We further find that, reviewing the record in its entirety, defendant was not denied the effective assistance of counsel (see, People v Flores, 84 NY2d 184, 189). Defense counsel made appropriate pretrial and post-trial motions, opening and closing *694statements, moved to preclude evidence, successfully moved to have the first count of the indictment dismissed, examined and cross-examined witnesses and voiced appropriate objections (see, People v Parker, 220 AD2d 815, 817).

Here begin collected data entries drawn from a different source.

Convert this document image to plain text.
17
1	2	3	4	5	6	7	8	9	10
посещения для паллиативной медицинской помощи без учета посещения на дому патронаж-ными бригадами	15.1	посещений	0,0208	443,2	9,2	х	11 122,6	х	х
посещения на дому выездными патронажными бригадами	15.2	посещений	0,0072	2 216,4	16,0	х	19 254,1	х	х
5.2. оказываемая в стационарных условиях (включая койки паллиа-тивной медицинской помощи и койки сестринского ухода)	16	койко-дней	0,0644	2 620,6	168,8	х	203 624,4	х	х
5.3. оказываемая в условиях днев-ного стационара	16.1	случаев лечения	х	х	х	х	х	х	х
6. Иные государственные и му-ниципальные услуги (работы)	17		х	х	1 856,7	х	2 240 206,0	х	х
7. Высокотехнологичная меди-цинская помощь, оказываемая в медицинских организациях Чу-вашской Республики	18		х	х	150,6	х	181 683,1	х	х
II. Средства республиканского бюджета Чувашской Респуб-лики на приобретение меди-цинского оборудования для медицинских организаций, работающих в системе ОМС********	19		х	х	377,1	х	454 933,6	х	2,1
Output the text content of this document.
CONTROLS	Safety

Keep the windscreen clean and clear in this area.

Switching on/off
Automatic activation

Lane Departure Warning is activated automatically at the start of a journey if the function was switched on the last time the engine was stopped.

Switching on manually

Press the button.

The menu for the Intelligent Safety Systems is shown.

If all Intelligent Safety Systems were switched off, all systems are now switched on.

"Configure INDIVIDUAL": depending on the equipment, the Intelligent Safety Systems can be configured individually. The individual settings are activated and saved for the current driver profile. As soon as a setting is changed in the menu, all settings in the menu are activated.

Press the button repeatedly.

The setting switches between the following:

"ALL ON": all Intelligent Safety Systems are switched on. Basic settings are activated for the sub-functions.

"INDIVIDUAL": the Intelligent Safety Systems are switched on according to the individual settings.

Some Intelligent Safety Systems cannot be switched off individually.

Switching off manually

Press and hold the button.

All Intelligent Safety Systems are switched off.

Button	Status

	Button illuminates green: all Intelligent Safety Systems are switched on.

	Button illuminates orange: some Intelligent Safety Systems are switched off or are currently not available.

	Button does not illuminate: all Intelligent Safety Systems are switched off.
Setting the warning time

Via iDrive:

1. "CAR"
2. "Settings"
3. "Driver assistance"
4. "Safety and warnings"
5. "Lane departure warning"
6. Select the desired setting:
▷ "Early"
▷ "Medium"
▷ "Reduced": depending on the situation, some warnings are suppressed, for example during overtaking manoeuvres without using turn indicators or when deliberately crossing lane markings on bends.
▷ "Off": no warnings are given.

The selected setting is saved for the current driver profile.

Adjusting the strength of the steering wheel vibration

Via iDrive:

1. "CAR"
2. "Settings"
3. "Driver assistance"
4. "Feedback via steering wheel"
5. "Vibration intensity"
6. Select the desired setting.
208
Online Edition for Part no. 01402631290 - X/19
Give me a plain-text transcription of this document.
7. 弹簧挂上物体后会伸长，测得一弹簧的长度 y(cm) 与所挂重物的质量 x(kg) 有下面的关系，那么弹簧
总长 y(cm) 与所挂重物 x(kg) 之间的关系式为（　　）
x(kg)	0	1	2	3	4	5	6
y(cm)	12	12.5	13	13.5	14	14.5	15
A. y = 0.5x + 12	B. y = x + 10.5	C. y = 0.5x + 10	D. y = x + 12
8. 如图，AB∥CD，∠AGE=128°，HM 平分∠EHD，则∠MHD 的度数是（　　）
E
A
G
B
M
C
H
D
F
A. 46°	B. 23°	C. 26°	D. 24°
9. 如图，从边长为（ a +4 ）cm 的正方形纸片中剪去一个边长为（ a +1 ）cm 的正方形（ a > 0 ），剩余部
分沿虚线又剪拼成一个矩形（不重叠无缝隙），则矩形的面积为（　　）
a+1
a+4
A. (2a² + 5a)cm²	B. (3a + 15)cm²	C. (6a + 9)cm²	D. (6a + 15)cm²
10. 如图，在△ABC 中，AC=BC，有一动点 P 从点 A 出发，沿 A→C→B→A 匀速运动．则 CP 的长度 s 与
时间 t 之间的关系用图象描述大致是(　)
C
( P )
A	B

Furthermore, we find County Court’s charge to the jury to have been proper. The court properly refused defendant’s request to charge criminal trespass since there was no reasonable view of the evidence that would support such a reduced charge (see, People v Blim, 63 NY2d 718, 720). Defendant’s further claim that County Court did not distinguish between the word "dwelling” and "foyer” in its charge was not preserved for our review. What the court charged about a "dwelling” was not improper (see, People v King, 61 NY2d 550). We have considered defendant’s claim of prosecutorial misconduct and find such claim meritless. No statement of the prosecutor "[rose] to the level of flagrancy required for reversal” (People v Lewis, 162 AD2d 760, 764, lv denied 76 NY2d 894). In our view, the prosecutor’s remarks constituted fair comment. We have examined defendant’s other claims of error and find that they lack merit. Accordingly, the judgment of conviction should, in all respects, be affirmed.

Cardona, P. J., White, Peters and Spain, JJ., concur. Ordered that the judgment and order are affirmed.